A harmless prank was behind the launch of daijiworld.com, which is today a super popular website with Mangloreans all over the world



RAPID GROWTH Walter Nanadalike: `We have 200 correspondents worldwide and uplinking centres at Dubai and Mangalore'

An April Fools Day prank resulted in a web site that links Mangloreans world, over thanks to Walter Nandalike. Walter hails from the village of Nandalike in Udipi and comes across as the last person to host a globally popular portal.

Walter, promoter of www.daijiworld.com who began his journey into the World Wide Web in 2001 with no knowledge of computers, now presides over a portal, which has over 40,000 hits every day from U.S.A., U.K., Australia, parts of the Gulf and all over India.

Walter, who had migrated to the Gulf for employment, sent his first email on April 1, 2000, to his friends saying that he was hosting a site on the Net. It was meant to be a joke for All Fools Day. Walter put himself as the butt of the joke as his friends knew him to be a computer illiterate.

His friends, however, took him seriously and enquiries started pouring in from all parts of the world. Some friends even searched for the listings on the Universal Resource Locator (URL).

The beginnings

Surprised by the levels of interest, Walter started thinking seriously about the project. The first thing he did was to understand computers thoroughly and eight months later, after much burning of midnight oil, www.daijidubai.com was launched.

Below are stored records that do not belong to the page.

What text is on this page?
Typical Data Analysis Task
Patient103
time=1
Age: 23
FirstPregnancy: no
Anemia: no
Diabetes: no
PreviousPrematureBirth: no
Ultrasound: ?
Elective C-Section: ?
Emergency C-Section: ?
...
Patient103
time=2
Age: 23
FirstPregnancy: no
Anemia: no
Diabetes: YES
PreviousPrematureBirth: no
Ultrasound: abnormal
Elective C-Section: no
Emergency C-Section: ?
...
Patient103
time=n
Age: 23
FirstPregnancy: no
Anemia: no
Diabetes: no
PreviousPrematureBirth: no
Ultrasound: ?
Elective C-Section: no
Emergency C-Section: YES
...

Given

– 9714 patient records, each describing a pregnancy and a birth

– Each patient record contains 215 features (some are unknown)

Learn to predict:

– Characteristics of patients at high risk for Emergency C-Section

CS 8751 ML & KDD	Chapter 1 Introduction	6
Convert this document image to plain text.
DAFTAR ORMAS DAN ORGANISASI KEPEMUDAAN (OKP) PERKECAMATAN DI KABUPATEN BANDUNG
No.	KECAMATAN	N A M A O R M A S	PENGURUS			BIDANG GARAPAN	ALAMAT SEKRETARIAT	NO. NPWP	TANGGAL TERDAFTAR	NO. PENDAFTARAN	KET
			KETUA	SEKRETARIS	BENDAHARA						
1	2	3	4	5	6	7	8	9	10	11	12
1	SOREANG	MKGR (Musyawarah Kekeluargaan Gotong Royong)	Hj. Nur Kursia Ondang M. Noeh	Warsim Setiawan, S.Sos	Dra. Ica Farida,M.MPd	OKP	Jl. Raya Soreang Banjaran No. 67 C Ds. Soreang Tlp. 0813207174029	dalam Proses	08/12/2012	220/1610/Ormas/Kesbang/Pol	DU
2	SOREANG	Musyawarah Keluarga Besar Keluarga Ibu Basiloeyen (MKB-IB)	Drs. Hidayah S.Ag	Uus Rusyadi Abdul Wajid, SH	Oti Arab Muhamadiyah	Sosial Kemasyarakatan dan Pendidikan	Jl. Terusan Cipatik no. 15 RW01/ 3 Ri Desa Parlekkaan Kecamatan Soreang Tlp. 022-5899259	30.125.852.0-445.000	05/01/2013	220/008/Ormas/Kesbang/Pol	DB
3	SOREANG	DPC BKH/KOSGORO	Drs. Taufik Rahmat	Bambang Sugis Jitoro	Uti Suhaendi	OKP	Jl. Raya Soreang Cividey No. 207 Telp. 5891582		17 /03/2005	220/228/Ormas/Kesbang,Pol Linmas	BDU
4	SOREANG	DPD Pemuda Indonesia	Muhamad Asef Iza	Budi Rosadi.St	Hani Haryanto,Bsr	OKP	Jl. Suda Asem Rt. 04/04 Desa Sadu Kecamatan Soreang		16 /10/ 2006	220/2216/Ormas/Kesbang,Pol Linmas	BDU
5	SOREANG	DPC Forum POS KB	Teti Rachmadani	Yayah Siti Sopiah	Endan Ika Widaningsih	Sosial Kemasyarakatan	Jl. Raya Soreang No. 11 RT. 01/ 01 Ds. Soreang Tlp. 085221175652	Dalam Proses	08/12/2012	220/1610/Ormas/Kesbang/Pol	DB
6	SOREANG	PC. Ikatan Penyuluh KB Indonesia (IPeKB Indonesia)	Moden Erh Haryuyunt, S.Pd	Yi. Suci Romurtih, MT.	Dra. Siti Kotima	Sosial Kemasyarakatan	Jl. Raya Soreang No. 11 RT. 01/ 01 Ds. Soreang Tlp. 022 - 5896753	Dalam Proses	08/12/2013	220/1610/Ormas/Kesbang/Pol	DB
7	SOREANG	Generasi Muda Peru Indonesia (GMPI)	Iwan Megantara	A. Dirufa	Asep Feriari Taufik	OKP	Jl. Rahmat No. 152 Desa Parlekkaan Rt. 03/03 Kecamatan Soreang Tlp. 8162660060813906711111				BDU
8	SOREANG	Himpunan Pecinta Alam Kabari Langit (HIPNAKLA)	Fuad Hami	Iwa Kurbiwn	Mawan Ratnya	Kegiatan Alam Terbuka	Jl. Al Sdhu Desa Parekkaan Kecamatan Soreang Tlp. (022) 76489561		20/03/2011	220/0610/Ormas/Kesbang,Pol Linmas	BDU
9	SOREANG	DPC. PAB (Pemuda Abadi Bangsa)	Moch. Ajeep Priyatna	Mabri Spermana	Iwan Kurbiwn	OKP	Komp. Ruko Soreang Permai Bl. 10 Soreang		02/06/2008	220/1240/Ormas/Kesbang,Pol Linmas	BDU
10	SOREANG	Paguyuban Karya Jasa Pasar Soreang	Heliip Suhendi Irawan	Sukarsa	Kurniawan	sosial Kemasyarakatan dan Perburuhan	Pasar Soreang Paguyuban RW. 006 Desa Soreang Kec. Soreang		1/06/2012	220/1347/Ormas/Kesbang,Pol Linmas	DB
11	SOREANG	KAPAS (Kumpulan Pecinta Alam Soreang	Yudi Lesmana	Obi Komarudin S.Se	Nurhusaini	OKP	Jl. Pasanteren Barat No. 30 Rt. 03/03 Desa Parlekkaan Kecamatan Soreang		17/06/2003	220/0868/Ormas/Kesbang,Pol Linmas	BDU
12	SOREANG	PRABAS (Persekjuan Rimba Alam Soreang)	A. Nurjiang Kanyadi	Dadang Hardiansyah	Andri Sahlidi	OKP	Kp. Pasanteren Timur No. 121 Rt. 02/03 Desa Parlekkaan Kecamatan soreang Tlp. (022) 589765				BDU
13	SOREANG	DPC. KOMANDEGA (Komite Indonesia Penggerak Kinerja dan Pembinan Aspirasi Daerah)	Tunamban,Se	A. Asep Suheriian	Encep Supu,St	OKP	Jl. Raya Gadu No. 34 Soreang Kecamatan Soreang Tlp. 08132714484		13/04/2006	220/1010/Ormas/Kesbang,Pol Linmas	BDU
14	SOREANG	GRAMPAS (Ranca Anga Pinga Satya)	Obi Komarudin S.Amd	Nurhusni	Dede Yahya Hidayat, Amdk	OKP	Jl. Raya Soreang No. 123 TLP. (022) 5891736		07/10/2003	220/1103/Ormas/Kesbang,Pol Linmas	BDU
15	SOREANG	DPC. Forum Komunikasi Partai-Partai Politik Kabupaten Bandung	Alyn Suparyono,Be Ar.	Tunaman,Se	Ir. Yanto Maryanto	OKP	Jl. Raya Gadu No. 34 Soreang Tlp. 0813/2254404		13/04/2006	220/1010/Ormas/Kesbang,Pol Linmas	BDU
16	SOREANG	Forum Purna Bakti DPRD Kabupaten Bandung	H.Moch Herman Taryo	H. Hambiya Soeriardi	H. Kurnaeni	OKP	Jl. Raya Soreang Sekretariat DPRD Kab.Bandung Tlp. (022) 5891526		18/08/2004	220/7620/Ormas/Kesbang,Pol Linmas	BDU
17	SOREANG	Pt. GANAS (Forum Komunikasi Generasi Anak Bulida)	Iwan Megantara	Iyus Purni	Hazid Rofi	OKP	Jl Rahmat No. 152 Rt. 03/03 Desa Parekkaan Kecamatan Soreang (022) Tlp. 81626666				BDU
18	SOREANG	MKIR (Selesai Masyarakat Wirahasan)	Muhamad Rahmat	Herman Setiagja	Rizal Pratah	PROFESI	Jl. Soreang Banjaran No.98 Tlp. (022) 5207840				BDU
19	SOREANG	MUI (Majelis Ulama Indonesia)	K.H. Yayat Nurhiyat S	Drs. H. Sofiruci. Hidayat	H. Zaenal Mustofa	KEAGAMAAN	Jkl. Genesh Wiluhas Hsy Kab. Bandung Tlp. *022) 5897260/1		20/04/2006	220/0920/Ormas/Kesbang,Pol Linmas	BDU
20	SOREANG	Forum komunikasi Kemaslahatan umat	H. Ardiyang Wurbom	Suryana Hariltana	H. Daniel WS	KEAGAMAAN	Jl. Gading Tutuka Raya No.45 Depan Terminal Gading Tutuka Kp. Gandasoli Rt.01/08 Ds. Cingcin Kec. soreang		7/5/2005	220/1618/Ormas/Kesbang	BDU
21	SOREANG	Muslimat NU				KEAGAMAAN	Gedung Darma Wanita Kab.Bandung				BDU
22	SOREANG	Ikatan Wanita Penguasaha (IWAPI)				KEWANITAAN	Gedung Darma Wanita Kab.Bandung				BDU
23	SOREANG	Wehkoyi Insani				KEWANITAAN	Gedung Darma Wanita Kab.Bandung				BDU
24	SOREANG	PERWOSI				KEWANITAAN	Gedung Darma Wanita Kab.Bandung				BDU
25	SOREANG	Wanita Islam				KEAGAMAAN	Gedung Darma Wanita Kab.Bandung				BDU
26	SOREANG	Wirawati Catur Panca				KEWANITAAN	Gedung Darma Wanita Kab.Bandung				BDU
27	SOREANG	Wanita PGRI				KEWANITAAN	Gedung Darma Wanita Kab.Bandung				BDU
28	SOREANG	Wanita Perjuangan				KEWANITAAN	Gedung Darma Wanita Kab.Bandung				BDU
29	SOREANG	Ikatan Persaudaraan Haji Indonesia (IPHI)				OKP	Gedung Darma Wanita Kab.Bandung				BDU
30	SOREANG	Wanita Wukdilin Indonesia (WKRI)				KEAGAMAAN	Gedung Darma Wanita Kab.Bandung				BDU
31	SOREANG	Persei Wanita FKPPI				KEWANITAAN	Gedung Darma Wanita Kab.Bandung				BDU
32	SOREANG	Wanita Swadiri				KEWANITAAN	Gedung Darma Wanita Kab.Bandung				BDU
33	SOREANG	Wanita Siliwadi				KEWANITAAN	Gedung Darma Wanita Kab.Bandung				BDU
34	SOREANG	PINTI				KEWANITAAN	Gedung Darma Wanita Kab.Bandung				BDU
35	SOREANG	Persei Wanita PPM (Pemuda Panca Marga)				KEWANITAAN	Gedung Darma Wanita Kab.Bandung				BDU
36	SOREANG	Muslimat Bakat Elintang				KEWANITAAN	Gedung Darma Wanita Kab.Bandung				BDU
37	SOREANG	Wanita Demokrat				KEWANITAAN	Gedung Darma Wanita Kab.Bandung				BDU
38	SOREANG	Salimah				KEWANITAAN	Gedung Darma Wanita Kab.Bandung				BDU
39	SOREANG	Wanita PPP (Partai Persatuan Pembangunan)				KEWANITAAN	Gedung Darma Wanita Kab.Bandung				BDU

"I was primarily afraid of letting my friends and relatives down. They were looking up to me (due to my e-mail on All Fools Day) to provide them a medium to look at Mangalore and get up-to-date information on Konkani culture and society. Friends were happy with daijidubai.com, but also wanted more from India as well as Mangalore. Now we have 200 correspondents world wide and uplinking centres at Dubai and Mangalore," says Walter.

Walter insists there is no commercial angle. "When daijidubai.com was launched it was supposed to host information and news only pertaining to Konkani language and society but soon the website was full of information and news from all over the world, it was a Herculean task for the editors to choose the bits to go on Net. But sooner or later, the site has to become commercially viable."

The portal is now called daijiworld.com and has spread Mangalorean and Konkan culture to the world. For Konkans, Dakshina Kannadigas and Mangaloreans who stay in U.S.A., U.K., Australia, Canada and the Gulf, daijiworld.com has become their staple source of news and information. Resident Editor of Daijiworld, Richard Lasrado, says in the last three years the Indian operations have reached 15,000 hits a day while the columns from daijiworld.com on Mangalorean cuisine, social and cultural gatherings are making it to the Net on other sites as well. For the rest of the world on the Net, Mangalore stands for daijiworld.com with even the best search engines such as Google hosting news and views from the site.

Walter, who is also looking at Internet TV and is in contact with experts in the field to work out the technical details, is well on route to becoming a baron in cyberspace.